I have spent a great deal of my life dealing with probabilistic methods, though I was trained as an engineer, not a mathematician. When it comes to measurable functions and sigma algebras, I don't quite see the magic.
One book gave an abstract example of the set of sets $\{\emptyset, \{a,b\},\{c,d\},\{a,b,c,d\}\}$meets the tests since the unions of any elements leads to another element, as does the intersections. But, I suppose, $\{\emptyset, \{a\}, \{a,b\},\{c,d\},\{a,b,c,d\}\}$does not, since $\{a\}\cup\{c,d\}$ is not a member, correct?
Now, let's get away from finite sets and abstractions like this, and looking at the real number line in one dimension, what is accomplished by the fact that a countably infinite set of unions or intersections of open sets is also a member of the set of open sets on the real line?
What would go wrong if they were closed sets?

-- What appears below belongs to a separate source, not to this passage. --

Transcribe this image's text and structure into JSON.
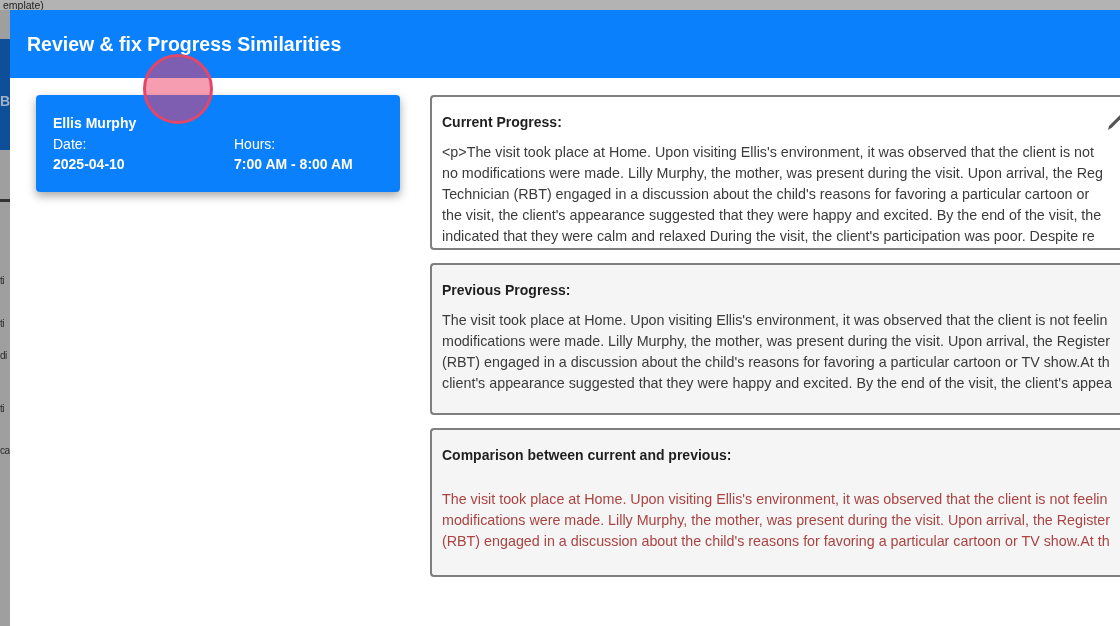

It seems intuitively that, on the real line, unions and intersections of closed sets are also closed sets. One could, for example, take the intersection of all closed sets of the form $[q,q+1]$ (q an integer) which would deliver up the set of integers, as all the intervals would have exactly one point in common with one other interval. Perhaps this is abusive notation, but all of these are closed sets if one can write the interval $[1,1]$ meaning the point at 1. Or is that exactly what is trying to be avoided?
Is it simply that open sets that are non-empty have measure, and by narrowing ourselves to those it just makes measure theory work out, in part because the opposite of what would happened with closed sets occurs - i.e., the union of all open sets of the form $(q,q+1)$is the complement of the intersection of the closed sets: it is the real number line missing countably infinite entries (the integers) - but has well defined measure for a finite collection of such abutting sets?